Pour leurs retrouvailles, Sydney avait revêtu un pantalon noir fluide, une veste du même tissu et du même ton, une banale chemise beige et des lunettes de soleil opaques. Habillée ainsi, elle paraissait froide et distante, une dame de glace intouchable et insensible. Elle ne voulait aucune familiarité avec Sark. Elle le considérait en partie responsable de la mort de Francie. Aiguillée par un infirmier, elle trouva rapidement la chambre de Natti Hugues. Deux colosses gardaient la porte d'entrée. Ils la laissèrent passer après vérification de son badge. Sydney sourit intérieurement en pensant qu'elle aurait pu les mettre au sol en moins de trois secondes si elle l'avait voulu.
La scène qui se présenta sous ses yeux la surprit même si elle n'en laissa rien paraître. Elle reprenait ses bonnes vieilles habitudes d'espion. Natti pâle comme un linge, était étendue sur son lit. Sa poitrine se levait et s'abaissait avec difficulté alors qu'une armée de fils et de machines la maintenait en vie. Elle dormait. Assis sur une chaise, Sark était tout près d'elle. Il portait un vieux jean et une chemise défraîchie, ses cheveux n'étaient pas coiffés et il faisait dos à l'entrée. Sydney devina qu'il tenait l'une des mains de Natti entre les siennes.
" Bonjour mademoiselle Bristow, " déclara-t-il avec sarcasme sans se retourner. " Cela faisait longtemps que nos chemins ne s'étaient pas croisés… Deux ans je crois… "
Il l'avait entendu entrer. Peut-être n'avait-elle pas encore réacquis toutes ses aptitudes d'espion. Elle s'approcha calmement et se plaça de l'autre côté du lit, observant un instant les traits tirés et fragiles du visage de Natti.

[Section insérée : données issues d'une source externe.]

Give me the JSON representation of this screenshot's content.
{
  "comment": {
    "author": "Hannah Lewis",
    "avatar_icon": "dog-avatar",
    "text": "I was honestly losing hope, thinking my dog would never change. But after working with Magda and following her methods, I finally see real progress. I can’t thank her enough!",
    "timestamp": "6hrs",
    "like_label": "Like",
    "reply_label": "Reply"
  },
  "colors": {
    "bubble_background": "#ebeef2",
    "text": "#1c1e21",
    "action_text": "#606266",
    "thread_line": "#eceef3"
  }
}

" Nous allons devoir travailler ensemble, en attendant. " Déclara-t-elle du ton le plus neutre possible.
Sydney osa enfin regarder Sark de face. Ses yeux étaient toujours aussi bleus et froids. Le blond de ses cheveux s'était paré d'une teinte plus cendrée. Il avait forci de mâchoire et surtout de carrure. Elle le soupçonnait d'avoir gagné quelques derniers centimètres depuis Stockholm. Une moue arrogante se dessina sur ses minces lèvres : certaines choses dont elle se serait volontiers passée ne changeaient pas.

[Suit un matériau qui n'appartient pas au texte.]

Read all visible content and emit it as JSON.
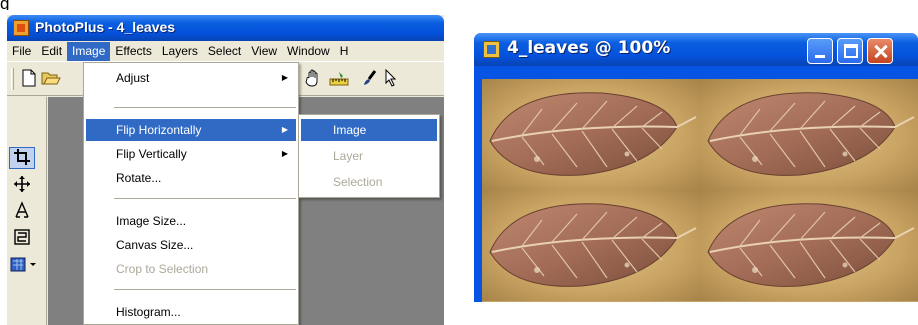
{
  "corner_fragment": "g",
  "app": {
    "title": "PhotoPlus - 4_leaves",
    "icon": "photoplus-app-icon",
    "menu": [
      "File",
      "Edit",
      "Image",
      "Effects",
      "Layers",
      "Select",
      "View",
      "Window",
      "H"
    ],
    "active_menu": "Image"
  },
  "toolbar": {
    "icons": [
      "new-document-icon",
      "open-folder-icon",
      "hand-pan-icon",
      "ruler-icon",
      "brush-icon",
      "pointer-icon"
    ]
  },
  "left_panel": {
    "icons": [
      "crop-tool-icon",
      "move-tool-icon",
      "text-tool-icon",
      "shape-tool-icon",
      "fill-tool-icon"
    ]
  },
  "image_menu": {
    "items": [
      {
        "label": "Adjust",
        "submenu": true
      },
      {
        "label": "Flip Horizontally",
        "submenu": true,
        "highlighted": true
      },
      {
        "label": "Flip Vertically",
        "submenu": true
      },
      {
        "label": "Rotate..."
      },
      {
        "label": "Image Size..."
      },
      {
        "label": "Canvas Size..."
      },
      {
        "label": "Crop to Selection",
        "disabled": true
      },
      {
        "label": "Histogram..."
      }
    ]
  },
  "flip_submenu": {
    "items": [
      {
        "label": "Image",
        "highlighted": true
      },
      {
        "label": "Layer",
        "disabled": true
      },
      {
        "label": "Selection",
        "disabled": true
      }
    ]
  },
  "document": {
    "title": "4_leaves @ 100%",
    "icon": "image-document-icon",
    "controls": [
      "minimize-button",
      "maximize-button",
      "close-button"
    ],
    "colors": {
      "title_bar": "#0551dc",
      "leaf": "#a86a4a",
      "background": "#c8a46a"
    }
  }
}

Immobile, il ne répondait pas. Gênée par le silence, même relatif à cause des machines qui entouraient Natti, Sydney reprit :
" J'ai vu la vidéo de votre dernière mission. Pas de chance. "
Toujours aucune réponse. Sark l'observait en détail, il la dévisageait comme s'il la voyait pour la première fois. Son manège agaçait Sydney qui se contrôlait tant bien que mal.
" Alors comme ça vous avez abattu votre tuteur quand vous aviez huit ans ? "
" Sept ans et demi, " rectifia-t-il amusé. " C'était mon premier meurtre. "
Il semblait tirer une certaine fierté de sa précocité avec le crime. Sydney ne put empêcher une moue dégoûtée de s'esquisser sur son visage :
" Et ce ne fut pas le dernier, " ajouta-t-elle, venimeuse.
Il haussa distraitement les épaules et réorienta son attention vers Natti. Elle crût capter un regard plus doux quand il observait sa partenaire. Ou peut-être était-ce simplement son imagination. Bon, se motiva-t-elle intérieurement, fini de plaisanter.
" Nous partons dans deux heures pour la France. Je vous conseille de vous préparer dès maintenant. Je vous brieferais en vol. "
Il acquiesça mais ne semblait pas avoir entendu. Il ne bougeait pas.
" Maintenant, " insista Sydney qui perdait patience.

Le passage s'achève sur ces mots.